Nilai Dagang Semester I-2025 Capai US$ 3,1 Miliar
Hubungan dagang bilateral Indonesia-Kanada tumbuh stabil dengan rata-rata pertumbuhan tahunan 9,13% sejak 2021. Total perdagangan kedua negara pada Semester I-2025 tercatat US$ 3,1 miliar, naik 13% dibanding periode yang sama tahun sebelumnya.
Ekspor Indonesia ke Kanada diproyeksikan meningkat hingga US$ 11,8 miliar pada 2030 seiring implementasi penuh perjanjian ini. Sektor yang terbuka lebar mencakup hilirisasi mineral kritis, energi bersih, agri pangan dan perikanan berkelanjutan, infrastruktur, serta jasa keuangan digital.
"Perjanjian ini diharapkan dapat memperkuat hubungan ekonomi kedua negara serta membuka akses pasar, investasi, dan kerja sama yang lebih luas dengan mitra strategis di kawasan Amerika Utara," kata Airlangga dalam keterangan tertulis, Kamis (17/9/2026).

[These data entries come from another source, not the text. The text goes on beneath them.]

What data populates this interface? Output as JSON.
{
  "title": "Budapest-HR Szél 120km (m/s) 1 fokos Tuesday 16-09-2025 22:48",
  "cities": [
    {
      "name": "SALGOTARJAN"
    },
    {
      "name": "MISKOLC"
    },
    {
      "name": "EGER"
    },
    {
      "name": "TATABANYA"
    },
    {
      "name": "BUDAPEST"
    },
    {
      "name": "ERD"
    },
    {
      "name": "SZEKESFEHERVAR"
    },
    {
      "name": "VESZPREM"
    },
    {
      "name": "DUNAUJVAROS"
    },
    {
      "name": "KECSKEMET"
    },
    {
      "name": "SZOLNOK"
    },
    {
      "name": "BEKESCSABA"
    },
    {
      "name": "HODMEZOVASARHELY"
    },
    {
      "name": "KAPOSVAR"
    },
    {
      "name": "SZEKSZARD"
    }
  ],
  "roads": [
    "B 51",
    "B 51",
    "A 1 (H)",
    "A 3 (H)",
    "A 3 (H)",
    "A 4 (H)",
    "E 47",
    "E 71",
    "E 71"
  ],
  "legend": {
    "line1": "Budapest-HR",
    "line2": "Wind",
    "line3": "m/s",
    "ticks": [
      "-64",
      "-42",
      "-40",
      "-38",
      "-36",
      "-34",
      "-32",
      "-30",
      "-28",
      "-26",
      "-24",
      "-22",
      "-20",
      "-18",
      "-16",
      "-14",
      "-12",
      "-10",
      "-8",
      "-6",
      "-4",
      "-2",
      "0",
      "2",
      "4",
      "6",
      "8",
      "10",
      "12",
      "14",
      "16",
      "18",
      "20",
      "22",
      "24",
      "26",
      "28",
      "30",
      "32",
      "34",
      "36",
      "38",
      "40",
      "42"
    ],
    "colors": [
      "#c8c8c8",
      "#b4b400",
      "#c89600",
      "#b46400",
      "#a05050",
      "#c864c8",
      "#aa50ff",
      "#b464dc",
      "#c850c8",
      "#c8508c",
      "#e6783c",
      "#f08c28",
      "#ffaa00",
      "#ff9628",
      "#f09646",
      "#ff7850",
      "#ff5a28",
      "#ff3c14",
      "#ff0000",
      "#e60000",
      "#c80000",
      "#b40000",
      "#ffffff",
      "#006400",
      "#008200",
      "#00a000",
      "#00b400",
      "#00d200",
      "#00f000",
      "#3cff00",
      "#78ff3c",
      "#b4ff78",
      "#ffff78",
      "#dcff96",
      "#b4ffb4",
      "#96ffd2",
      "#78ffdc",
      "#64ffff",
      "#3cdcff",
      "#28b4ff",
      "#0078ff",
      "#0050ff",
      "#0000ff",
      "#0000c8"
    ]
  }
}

Perjanjian Dagang Pertama Indonesia dengan Amerika Utara
ICA-CEPA merupakan perjanjian kemitraan ekonomi komprehensif pertama Indonesia dengan negara di kawasan Amerika Utara. Perjanjian ini ditandatangani Menteri Perdagangan dan disaksikan kepala negara kedua pihak pada September 2025.
Posisi strategis Indonesia sebagai ekonomi terbesar ASEAN disebut berperan memperluas keterlibatan Kanada di kawasan Indo-Pasifik. Perjanjian ini juga membuka gerbang bagi penguatan jaringan dagang Kanada dengan ASEAN secara lebih luas.
"Karena itu, kesiapan implementasi ICA-CEPA menjadi prioritas bersama agar manfaatnya dapat segera dirasakan oleh pelaku usaha di kedua negara," ungkap Airlangga.
Tantangan Implementasi dan Fokus Kerja Sama ke Depan
Kedua pihak sepakat menyelesaikan sejumlah tantangan implementasi. Persoalan yang dibahas mencakup penyesuaian persyaratan standarisasi, praktik keberlanjutan dan ketenagakerjaan, serta peningkatan kapasitas UMKM agar mampu memanfaatkan peluang pasar baru.
Penguatan infrastruktur logistik dan fasilitasi perdagangan Indonesia juga menjadi perhatian agar tetap kompetitif. Kedua negara menegaskan pentingnya memastikan manfaat perjanjian dirasakan secara merata.
Fokus kerja sama ke depan diarahkan pada implementasi konkret ICA-CEPA. Percepatan dialog kerja sama mineral kritis dan kerja sama teknis ekonomi masuk dalam agenda prioritas.
"Pertemuan hari ini menegaskan komitmen bersama Indonesia dan Kanada untuk memastikan ICA-CEPA benar-benar memberikan manfaat nyata bagi pelaku usaha di kedua negara," tutup Airlangga.
Pertemuan tersebut turut didampingi Duta Besar Indonesia untuk Kanada Muhsin Syihab, Sekretaris Kementerian Koordinator Bidang Perekonomian Susiwijono Moegiarso, Deputi Bidang Koordinasi Kerja Sama Ekonomi dan Investasi Edi Pambudi, serta Konsul Jenderal Indonesia di Toronto Vevie Damayanti.